Le cabinet d'audit BDO a été désigné administrateur et l'entreprise, basée à Belfast (Irlande du Nord), va entamer mardi une procédure d'insolvabilité devant la Haute Cour de Belfast, rapportaient lundi plusieurs médias britanniques. 

La compagnie pétrolière norvégienne Dolphin Drilling, maison mère de Harland and Wolff, peine à trouver un acheteur pour cet ancien géant de l'histoire industrielle nord-irlandaise, dont les énormes grues jaunes ont longtemps dominé Belfast.

H&W, qui faisait travailler plus de 30.000 personnes au début du XXe siècle, ne compte plus aujourd'hui qu'environ 130 employés. Nombre d'entre eux ont manifesté ces derniers jours pour tenter de sauver le chantier, appelant le gouvernement à intervenir, éventuellement par le biais d'une nationalisation. 

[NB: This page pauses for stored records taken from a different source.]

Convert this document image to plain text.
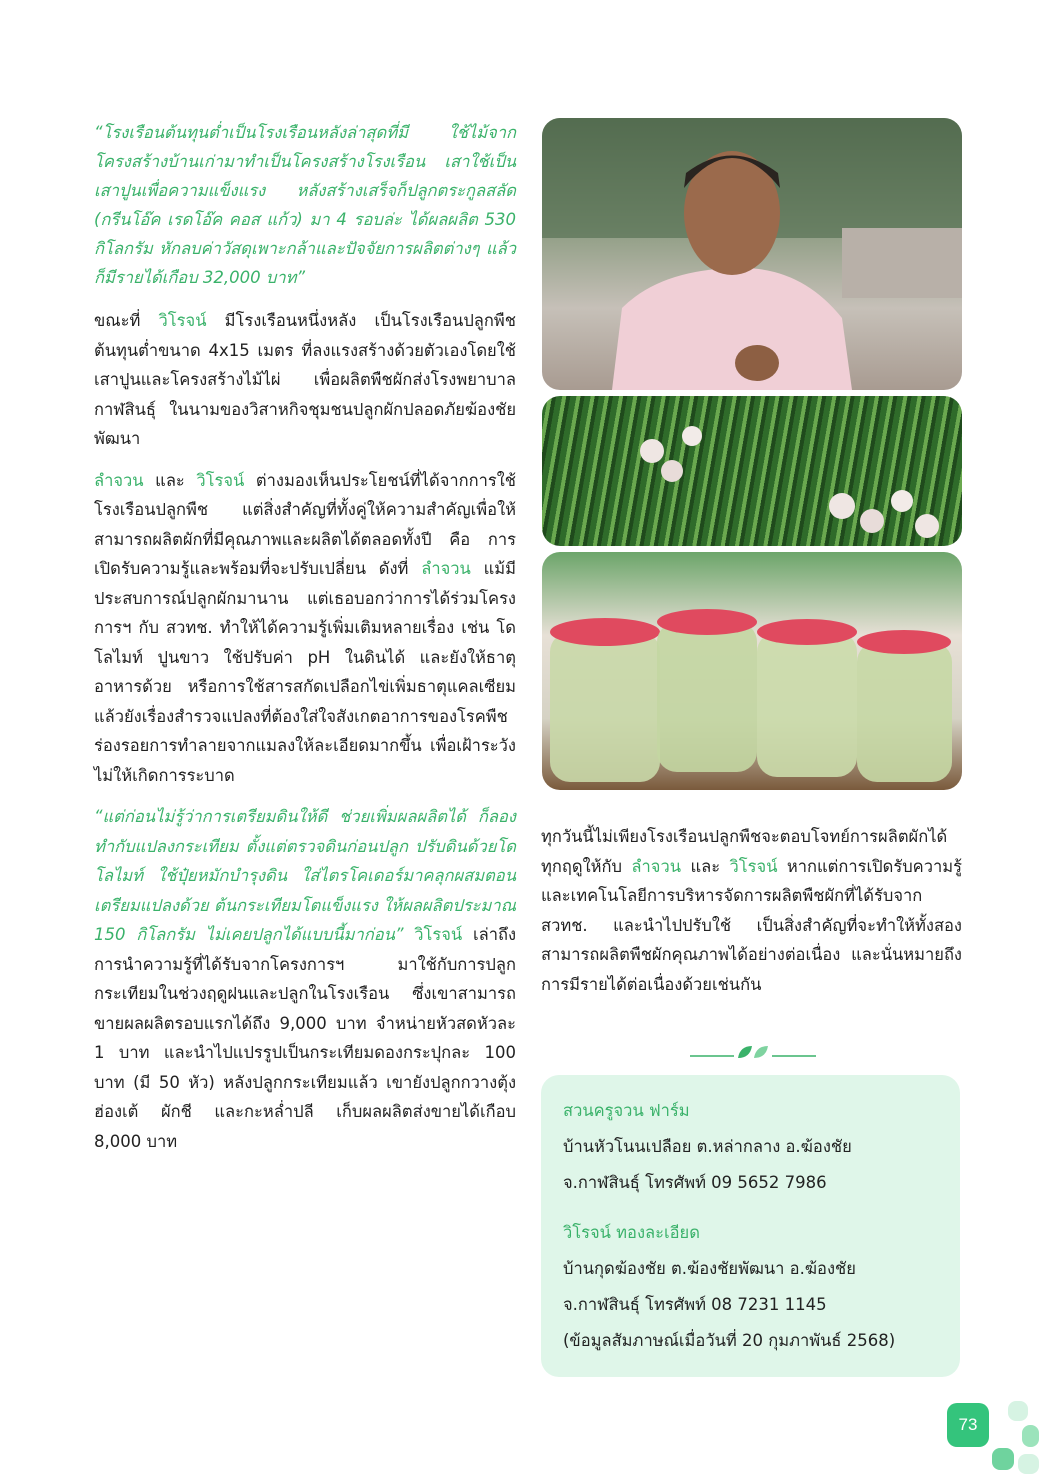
“โรงเรือนต้นทุนต่ำเป็นโรงเรือนหลังล่าสุดที่มี ใช้ไม้จากโครงสร้างบ้านเก่ามาทำเป็นโครงสร้างโรงเรือน เสาใช้เป็นเสาปูนเพื่อความแข็งแรง หลังสร้างเสร็จก็ปลูกตระกูลสลัด (กรีนโอ๊ค เรดโอ๊ค คอส แก้ว) มา 4 รอบล่ะ ได้ผลผลิต 530 กิโลกรัม หักลบค่าวัสดุเพาะกล้าและปัจจัยการผลิตต่างๆ แล้วก็มีรายได้เกือบ 32,000 บาท”

ขณะที่ วิโรจน์ มีโรงเรือนหนึ่งหลัง เป็นโรงเรือนปลูกพืชต้นทุนต่ำขนาด 4x15 เมตร ที่ลงแรงสร้างด้วยตัวเองโดยใช้เสาปูนและโครงสร้างไม้ไผ่ เพื่อผลิตพืชผักส่งโรงพยาบาลกาฬสินธุ์ ในนามของวิสาหกิจชุมชนปลูกผักปลอดภัยฆ้องชัยพัฒนา

ลำจวน และ วิโรจน์ ต่างมองเห็นประโยชน์ที่ได้จากการใช้โรงเรือนปลูกพืช แต่สิ่งสำคัญที่ทั้งคู่ให้ความสำคัญเพื่อให้สามารถผลิตผักที่มีคุณภาพและผลิตได้ตลอดทั้งปี คือ การเปิดรับความรู้และพร้อมที่จะปรับเปลี่ยน ดังที่ ลำจวน แม้มีประสบการณ์ปลูกผักมานาน แต่เธอบอกว่าการได้ร่วมโครงการฯ กับ สวทช. ทำให้ได้ความรู้เพิ่มเติมหลายเรื่อง เช่น โดโลไมท์ ปูนขาว ใช้ปรับค่า pH ในดินได้ และยังให้ธาตุอาหารด้วย หรือการใช้สารสกัดเปลือกไข่เพิ่มธาตุแคลเซียม แล้วยังเรื่องสำรวจแปลงที่ต้องใส่ใจสังเกตอาการของโรคพืช ร่องรอยการทำลายจากแมลงให้ละเอียดมากขึ้น เพื่อเฝ้าระวังไม่ให้เกิดการระบาด

“แต่ก่อนไม่รู้ว่าการเตรียมดินให้ดี ช่วยเพิ่มผลผลิตได้ ก็ลองทำกับแปลงกระเทียม ตั้งแต่ตรวจดินก่อนปลูก ปรับดินด้วยโดโลไมท์ ใช้ปุ๋ยหมักบำรุงดิน ใส่ไตรโคเดอร์มาคลุกผสมตอนเตรียมแปลงด้วย ต้นกระเทียมโตแข็งแรง ให้ผลผลิตประมาณ 150 กิโลกรัม ไม่เคยปลูกได้แบบนี้มาก่อน” วิโรจน์ เล่าถึงการนำความรู้ที่ได้รับจากโครงการฯ มาใช้กับการปลูกกระเทียมในช่วงฤดูฝนและปลูกในโรงเรือน ซึ่งเขาสามารถขายผลผลิตรอบแรกได้ถึง 9,000 บาท จำหน่ายหัวสดหัวละ 1 บาท และนำไปแปรรูปเป็นกระเทียมดองกระปุกละ 100 บาท (มี 50 หัว) หลังปลูกกระเทียมแล้ว เขายังปลูกกวางตุ้งฮ่องเต้ ผักชี และกะหล่ำปลี เก็บผลผลิตส่งขายได้เกือบ 8,000 บาท

ทุกวันนี้ไม่เพียงโรงเรือนปลูกพืชจะตอบโจทย์การผลิตผักได้ทุกฤดูให้กับ ลำจวน และ วิโรจน์ หากแต่การเปิดรับความรู้และเทคโนโลยีการบริหารจัดการผลิตพืชผักที่ได้รับจาก สวทช. และนำไปปรับใช้ เป็นสิ่งสำคัญที่จะทำให้ทั้งสองสามารถผลิตพืชผักคุณภาพได้อย่างต่อเนื่อง และนั่นหมายถึงการมีรายได้ต่อเนื่องด้วยเช่นกัน

สวนครูจวน ฟาร์ม

บ้านหัวโนนเปลือย ต.หล่ากลาง อ.ฆ้องชัย

จ.กาฬสินธุ์ โทรศัพท์ 09 5652 7986

วิโรจน์ ทองละเอียด

บ้านกุดฆ้องชัย ต.ฆ้องชัยพัฒนา อ.ฆ้องชัย

จ.กาฬสินธุ์ โทรศัพท์ 08 7231 1145

(ข้อมูลสัมภาษณ์เมื่อวันที่ 20 กุมภาพันธ์ 2568)

73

Ils ont décidé lundi de continuer à occuper le site, comme ils le font depuis une semaine. 

John McDonnell, ministre des Finances du cabinet fantôme de l'opposition travailliste, a mis en cause le gouvernement du nouveau Premier ministre conservateur Boris Johnson, en visitant le chantier naval lundi.  

"Nous savons que c'est une entreprise viable, nous savons que le gouvernement a des contrats navals qu'il peut lui confier pour assurer son avenir à long terme", a-t-il déclaré.

Un porte-parole de l'exécutif a toutefois affirmé dans un communiqué que le ministre chargé de l'Irlande du Nord, Julian Smith, s'était entretenu avec les différentes parties prenantes depuis sa prise de fonction fin juillet, mais qu'aucune option "viable" n'avait émergé. 

Il "a assuré qu'il continuerait à faire tout son possible pour garantir l'avenir de ce site historique et s'assurer que les intérêts des travailleurs soient protégés durant cette période difficile", a ajouté le porte-parole. 

Véritable institution en Irlande du Nord, le chantier naval a connu un déclin ininterrompu au cours des dernières décennies.

Créé en 1861, il avait bâti le célèbre paquebot Titanic, qui avait fait naufrage en avril 1912 au large de Terre-Neuve, lors de son voyage inaugural entre la Grande-Bretagne et New York, causant la mort de plus de 1.500 de ses 2.200 passagers. Le site avait également fourni près de 150 navires de guerre pendant la Seconde Guerre mondiale.

L'entreprise s'était ensuite éloignée de la construction navale et travaillait jusqu'à récemment en majorité sur des projets d'énergie éolienne et de génie maritime.